Para a autora, o gênero assumiu o que ela chama de uma “forma fantasmática”, que eclipsou tanto seus usos acadêmicos quanto cotidianos para representar uma série de ameaças mortíferas à sociedade. Ela encontra na noção psicanalítica de “fantasma”, tal qual desenvolvida por Jean Laplanche, a chave teórica para compreender o modo como os discursos contemporâneos de direita figuram o gênero como um “significante sobredeterminado”, ou seja, como uma palavra que absorve ideias e angústias radicalmente variadas acerca do que ameaça o mundo. Dentre tais ameaças, Butler destaca os rompimentos dos laços sociais, a pobreza, as guerras e a crise climática.
Nesse sentido, a autora argumenta que fazer circular ideias acerca dos supostos poderes destrutivos do gênero é uma forma de produzir e amplificar medos existenciais. Por meio dessa dinâmica, indivíduos e instituições buscam aumentar seu poder político por meio de falsas promessas de redenção e restauração. Dito de outro modo, o gênero, entendido como fantasma, configura um cenário psicossocial, ou seja, uma forma coletiva de sonhar – e também de ter pesadelos. O passado que os opositores do “gênero” prometem restaurar é uma fantasia segundo a qual o restabelecimento de uma ordem fundada na autoridade patriarcal acabará com o medo, a ansiedade e a vulnerabilidade de quem experiencia as múltiplas crises da contemporaneidade.
Deste modo, a tarefa que Butler se impõe no livro não está centrada na simples denúncia e análise das falsidades enunciadas pelos discursos da direita acerca do “gênero”, tampouco na defesa de uma teoria de gênero específica, tal qual ela fizera em obras já clássicas da década de 1990, como Problemas de Gênero e Corpos que importam. Na verdade, neste novo livro, a autora parte de uma definição mínima de gênero, que o considera como “a rubrica segundo a qual consideramos as mudanças nas formas como homens, mulheres e outras categorias afins têm sido compreendidas ao longo do tempo”. Com isso, Butler deseja reconhecer que o significado do gênero permanece incerto e até mesmo enigmático no interior das disciplinas que se dedicam a estudá-lo.
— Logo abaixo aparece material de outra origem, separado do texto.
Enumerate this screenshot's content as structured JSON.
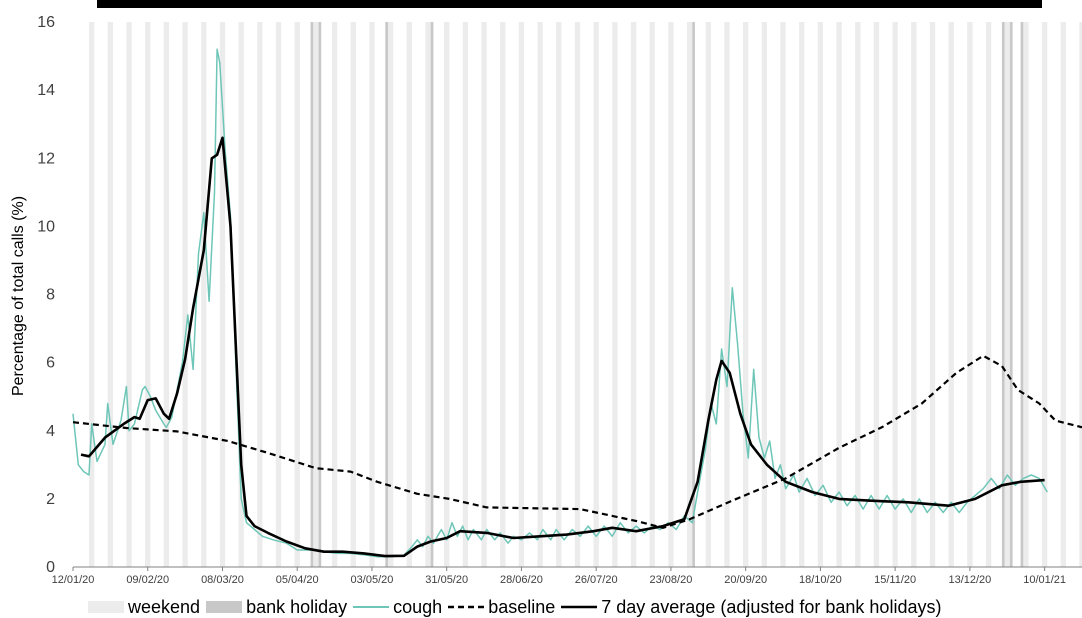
{
  "chart_data": {
    "type": "line",
    "title": "",
    "xlabel": "",
    "ylabel": "Percentage of total calls (%)",
    "ylim": [
      0,
      16
    ],
    "yticks": [
      "0",
      "2",
      "4",
      "6",
      "8",
      "10",
      "12",
      "14",
      "16"
    ],
    "xlim": [
      "2020-01-12",
      "2021-01-24"
    ],
    "xticks": [
      "12/01/20",
      "09/02/20",
      "08/03/20",
      "05/04/20",
      "03/05/20",
      "31/05/20",
      "28/06/20",
      "26/07/20",
      "23/08/20",
      "20/09/20",
      "18/10/20",
      "15/11/20",
      "13/12/20",
      "10/01/21"
    ],
    "grid": false,
    "legend_position": "bottom",
    "legend": [
      {
        "label": "weekend",
        "kind": "band",
        "color": "#ececec"
      },
      {
        "label": "bank holiday",
        "kind": "band",
        "color": "#c8c8c8"
      },
      {
        "label": "cough",
        "kind": "line",
        "color": "#6ec6b8"
      },
      {
        "label": "baseline",
        "kind": "dashed",
        "color": "#000000"
      },
      {
        "label": "7 day average (adjusted for bank holidays)",
        "kind": "line",
        "color": "#000000"
      }
    ],
    "bank_holidays": [
      "2020-04-10",
      "2020-04-13",
      "2020-05-08",
      "2020-05-25",
      "2020-08-31",
      "2020-12-25",
      "2020-12-28",
      "2021-01-01"
    ],
    "series": [
      {
        "name": "cough",
        "color": "#6ec6b8",
        "points": [
          [
            "2020-01-12",
            4.5
          ],
          [
            "2020-01-14",
            3.0
          ],
          [
            "2020-01-16",
            2.8
          ],
          [
            "2020-01-18",
            2.7
          ],
          [
            "2020-01-19",
            4.2
          ],
          [
            "2020-01-21",
            3.1
          ],
          [
            "2020-01-24",
            3.6
          ],
          [
            "2020-01-25",
            4.8
          ],
          [
            "2020-01-27",
            3.6
          ],
          [
            "2020-01-30",
            4.3
          ],
          [
            "2020-02-01",
            5.3
          ],
          [
            "2020-02-02",
            4.0
          ],
          [
            "2020-02-04",
            4.2
          ],
          [
            "2020-02-07",
            5.2
          ],
          [
            "2020-02-08",
            5.3
          ],
          [
            "2020-02-10",
            5.0
          ],
          [
            "2020-02-12",
            4.6
          ],
          [
            "2020-02-15",
            4.2
          ],
          [
            "2020-02-16",
            4.1
          ],
          [
            "2020-02-18",
            4.4
          ],
          [
            "2020-02-20",
            5.2
          ],
          [
            "2020-02-22",
            6.0
          ],
          [
            "2020-02-24",
            7.4
          ],
          [
            "2020-02-26",
            5.8
          ],
          [
            "2020-02-28",
            9.2
          ],
          [
            "2020-03-01",
            10.4
          ],
          [
            "2020-03-03",
            7.8
          ],
          [
            "2020-03-05",
            11.0
          ],
          [
            "2020-03-06",
            15.2
          ],
          [
            "2020-03-07",
            14.8
          ],
          [
            "2020-03-09",
            12.2
          ],
          [
            "2020-03-11",
            10.3
          ],
          [
            "2020-03-13",
            6.0
          ],
          [
            "2020-03-15",
            2.0
          ],
          [
            "2020-03-17",
            1.3
          ],
          [
            "2020-03-20",
            1.1
          ],
          [
            "2020-03-23",
            0.9
          ],
          [
            "2020-03-27",
            0.8
          ],
          [
            "2020-04-01",
            0.7
          ],
          [
            "2020-04-05",
            0.5
          ],
          [
            "2020-04-10",
            0.5
          ],
          [
            "2020-04-15",
            0.45
          ],
          [
            "2020-04-20",
            0.4
          ],
          [
            "2020-04-25",
            0.4
          ],
          [
            "2020-05-01",
            0.35
          ],
          [
            "2020-05-05",
            0.3
          ],
          [
            "2020-05-10",
            0.3
          ],
          [
            "2020-05-15",
            0.35
          ],
          [
            "2020-05-18",
            0.6
          ],
          [
            "2020-05-20",
            0.8
          ],
          [
            "2020-05-22",
            0.6
          ],
          [
            "2020-05-24",
            0.9
          ],
          [
            "2020-05-26",
            0.7
          ],
          [
            "2020-05-29",
            1.1
          ],
          [
            "2020-05-31",
            0.8
          ],
          [
            "2020-06-02",
            1.3
          ],
          [
            "2020-06-04",
            0.9
          ],
          [
            "2020-06-06",
            1.2
          ],
          [
            "2020-06-08",
            0.8
          ],
          [
            "2020-06-10",
            1.1
          ],
          [
            "2020-06-13",
            0.8
          ],
          [
            "2020-06-15",
            1.1
          ],
          [
            "2020-06-18",
            0.8
          ],
          [
            "2020-06-20",
            1.0
          ],
          [
            "2020-06-23",
            0.7
          ],
          [
            "2020-06-25",
            0.9
          ],
          [
            "2020-06-28",
            0.8
          ],
          [
            "2020-07-01",
            1.0
          ],
          [
            "2020-07-04",
            0.8
          ],
          [
            "2020-07-06",
            1.1
          ],
          [
            "2020-07-09",
            0.8
          ],
          [
            "2020-07-11",
            1.1
          ],
          [
            "2020-07-14",
            0.8
          ],
          [
            "2020-07-17",
            1.1
          ],
          [
            "2020-07-20",
            0.9
          ],
          [
            "2020-07-23",
            1.2
          ],
          [
            "2020-07-26",
            0.9
          ],
          [
            "2020-07-29",
            1.2
          ],
          [
            "2020-08-01",
            0.9
          ],
          [
            "2020-08-04",
            1.3
          ],
          [
            "2020-08-07",
            1.0
          ],
          [
            "2020-08-10",
            1.2
          ],
          [
            "2020-08-13",
            1.0
          ],
          [
            "2020-08-16",
            1.2
          ],
          [
            "2020-08-19",
            1.1
          ],
          [
            "2020-08-22",
            1.3
          ],
          [
            "2020-08-25",
            1.1
          ],
          [
            "2020-08-28",
            1.5
          ],
          [
            "2020-08-31",
            1.3
          ],
          [
            "2020-09-02",
            2.2
          ],
          [
            "2020-09-05",
            3.5
          ],
          [
            "2020-09-07",
            4.8
          ],
          [
            "2020-09-09",
            4.2
          ],
          [
            "2020-09-11",
            6.4
          ],
          [
            "2020-09-13",
            5.3
          ],
          [
            "2020-09-15",
            8.2
          ],
          [
            "2020-09-17",
            6.5
          ],
          [
            "2020-09-19",
            4.5
          ],
          [
            "2020-09-21",
            3.2
          ],
          [
            "2020-09-23",
            5.8
          ],
          [
            "2020-09-25",
            3.8
          ],
          [
            "2020-09-27",
            3.2
          ],
          [
            "2020-09-29",
            3.7
          ],
          [
            "2020-10-01",
            2.6
          ],
          [
            "2020-10-03",
            3.0
          ],
          [
            "2020-10-05",
            2.3
          ],
          [
            "2020-10-08",
            2.7
          ],
          [
            "2020-10-10",
            2.2
          ],
          [
            "2020-10-13",
            2.6
          ],
          [
            "2020-10-16",
            2.1
          ],
          [
            "2020-10-19",
            2.4
          ],
          [
            "2020-10-22",
            1.9
          ],
          [
            "2020-10-25",
            2.2
          ],
          [
            "2020-10-28",
            1.8
          ],
          [
            "2020-10-31",
            2.1
          ],
          [
            "2020-11-03",
            1.7
          ],
          [
            "2020-11-06",
            2.1
          ],
          [
            "2020-11-09",
            1.7
          ],
          [
            "2020-11-12",
            2.1
          ],
          [
            "2020-11-15",
            1.7
          ],
          [
            "2020-11-18",
            2.0
          ],
          [
            "2020-11-21",
            1.6
          ],
          [
            "2020-11-24",
            2.0
          ],
          [
            "2020-11-27",
            1.6
          ],
          [
            "2020-11-30",
            1.9
          ],
          [
            "2020-12-03",
            1.6
          ],
          [
            "2020-12-06",
            1.9
          ],
          [
            "2020-12-09",
            1.6
          ],
          [
            "2020-12-12",
            1.9
          ],
          [
            "2020-12-15",
            2.1
          ],
          [
            "2020-12-18",
            2.3
          ],
          [
            "2020-12-21",
            2.6
          ],
          [
            "2020-12-24",
            2.3
          ],
          [
            "2020-12-27",
            2.7
          ],
          [
            "2020-12-30",
            2.4
          ],
          [
            "2021-01-02",
            2.6
          ],
          [
            "2021-01-05",
            2.7
          ],
          [
            "2021-01-08",
            2.6
          ],
          [
            "2021-01-11",
            2.2
          ]
        ]
      },
      {
        "name": "baseline",
        "color": "#000000",
        "dash": true,
        "points": [
          [
            "2020-01-12",
            4.25
          ],
          [
            "2020-02-01",
            4.08
          ],
          [
            "2020-02-20",
            3.98
          ],
          [
            "2020-03-10",
            3.7
          ],
          [
            "2020-03-25",
            3.35
          ],
          [
            "2020-04-12",
            2.9
          ],
          [
            "2020-04-25",
            2.8
          ],
          [
            "2020-05-05",
            2.5
          ],
          [
            "2020-05-20",
            2.15
          ],
          [
            "2020-06-01",
            2.0
          ],
          [
            "2020-06-15",
            1.75
          ],
          [
            "2020-07-20",
            1.7
          ],
          [
            "2020-08-10",
            1.35
          ],
          [
            "2020-08-20",
            1.15
          ],
          [
            "2020-08-30",
            1.4
          ],
          [
            "2020-09-15",
            1.95
          ],
          [
            "2020-10-05",
            2.6
          ],
          [
            "2020-10-25",
            3.5
          ],
          [
            "2020-11-10",
            4.1
          ],
          [
            "2020-11-25",
            4.8
          ],
          [
            "2020-12-08",
            5.7
          ],
          [
            "2020-12-18",
            6.2
          ],
          [
            "2020-12-25",
            5.9
          ],
          [
            "2020-12-31",
            5.2
          ],
          [
            "2021-01-08",
            4.8
          ],
          [
            "2021-01-14",
            4.3
          ],
          [
            "2021-01-24",
            4.1
          ]
        ]
      },
      {
        "name": "7 day average (adjusted for bank holidays)",
        "color": "#000000",
        "points": [
          [
            "2020-01-15",
            3.3
          ],
          [
            "2020-01-18",
            3.25
          ],
          [
            "2020-01-24",
            3.8
          ],
          [
            "2020-01-31",
            4.2
          ],
          [
            "2020-02-04",
            4.4
          ],
          [
            "2020-02-06",
            4.35
          ],
          [
            "2020-02-09",
            4.9
          ],
          [
            "2020-02-12",
            4.95
          ],
          [
            "2020-02-15",
            4.5
          ],
          [
            "2020-02-17",
            4.35
          ],
          [
            "2020-02-20",
            5.1
          ],
          [
            "2020-02-23",
            6.1
          ],
          [
            "2020-02-26",
            7.6
          ],
          [
            "2020-03-01",
            9.3
          ],
          [
            "2020-03-04",
            12.0
          ],
          [
            "2020-03-06",
            12.1
          ],
          [
            "2020-03-08",
            12.6
          ],
          [
            "2020-03-11",
            10.0
          ],
          [
            "2020-03-13",
            6.5
          ],
          [
            "2020-03-15",
            3.0
          ],
          [
            "2020-03-17",
            1.5
          ],
          [
            "2020-03-20",
            1.2
          ],
          [
            "2020-03-25",
            1.0
          ],
          [
            "2020-04-01",
            0.75
          ],
          [
            "2020-04-08",
            0.55
          ],
          [
            "2020-04-15",
            0.45
          ],
          [
            "2020-04-22",
            0.45
          ],
          [
            "2020-04-30",
            0.4
          ],
          [
            "2020-05-08",
            0.32
          ],
          [
            "2020-05-15",
            0.33
          ],
          [
            "2020-05-20",
            0.6
          ],
          [
            "2020-05-25",
            0.75
          ],
          [
            "2020-05-31",
            0.85
          ],
          [
            "2020-06-05",
            1.05
          ],
          [
            "2020-06-15",
            1.0
          ],
          [
            "2020-06-25",
            0.85
          ],
          [
            "2020-07-05",
            0.9
          ],
          [
            "2020-07-15",
            0.95
          ],
          [
            "2020-07-25",
            1.05
          ],
          [
            "2020-08-01",
            1.15
          ],
          [
            "2020-08-10",
            1.05
          ],
          [
            "2020-08-20",
            1.2
          ],
          [
            "2020-08-28",
            1.4
          ],
          [
            "2020-09-02",
            2.5
          ],
          [
            "2020-09-06",
            4.3
          ],
          [
            "2020-09-09",
            5.5
          ],
          [
            "2020-09-11",
            6.05
          ],
          [
            "2020-09-14",
            5.7
          ],
          [
            "2020-09-18",
            4.5
          ],
          [
            "2020-09-22",
            3.6
          ],
          [
            "2020-09-28",
            3.0
          ],
          [
            "2020-10-05",
            2.5
          ],
          [
            "2020-10-15",
            2.2
          ],
          [
            "2020-10-25",
            2.0
          ],
          [
            "2020-11-05",
            1.95
          ],
          [
            "2020-11-20",
            1.9
          ],
          [
            "2020-12-05",
            1.8
          ],
          [
            "2020-12-15",
            2.0
          ],
          [
            "2020-12-25",
            2.4
          ],
          [
            "2021-01-01",
            2.5
          ],
          [
            "2021-01-10",
            2.55
          ]
        ]
      }
    ]
  }
}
Assim, entendido de maneira honesta e rigorosa, gênero não configura um dogma ou uma construção teórica monolítica, mas um campo de debates.
Contrariamente, a autora defende que a recente “ideologia antigênero” possui um caráter restauracionista ambicioso e destrutivo, priorizando a ideia de um “passado” patriarcal idealizado e refratário à diferença. É nesse sentido que Butler aproxima os recentes discursos contra o gênero ao fascismo, entendido aqui como uma ideologia mobilizada ao longo do século XX para preservar uma ordem social – ou a ideia de uma ordem social – pré-existente, baseada no nacionalismo e no racismo.
Reestabelecer a família heterossexual burguesa como centro da organização social, prometem os ideólogos antigênero, faria com que o mundo retornasse a um estágio em que as crises que vivemos hoje deixariam de nos afetar. Trata-se, é claro, de uma mentira, de um sonho ou, nos termos do livro, de um fantasma. Mas por que é justamente a categoria do gênero que desempenha esse papel para os discursos reacionários do presente, e não qualquer outra relacionada ao pensamento progressista, como a própria ideia de classe?
Butler pontua que, mesmo que os discursos da direita expressem ideias bastante equivocadas e paranoicas quanto ao gênero, quem os mobiliza compreende, em alguma medida, que o gênero está relacionado ao próprio processo de corporificação, ou seja, às formas potenciais de viver e amar como um sujeito concreto no mundo. Segundo a autora, o temor explorado por líderes conservadores é de que uma onda de sexualidade não licenciada, que supere o tabu da homossexualidade, por exemplo, leve a um sentimento ou prerrogativa de que todos os vínculos sociais possam ser destruídos. Butler não acredita nem defende essa hipótese. Ainda que aponte que consagrar os direitos das pessoas LGBTQIA+ represente a possibilidade de um futuro com maiores potenciais de liberdade e igualdade, a autora sustenta que isso não significará a superação de todo e qualquer tabu sexual, como aqueles que interditam sexo com crianças ou animais, por exemplo. Ao contrário, a autora atribui essa associação indevida entre a superação de um tabu específico com o rompimento de todo o tecido social com o próprio cenário fantasmático discursivamente criado pelos ideólogos antigênero. Nestas enunciações escatológicas, a imaginação sexual representa um espectro de terror que destrói toda lei, de modo que as associações indevidas ganham precedência sobre os fatos.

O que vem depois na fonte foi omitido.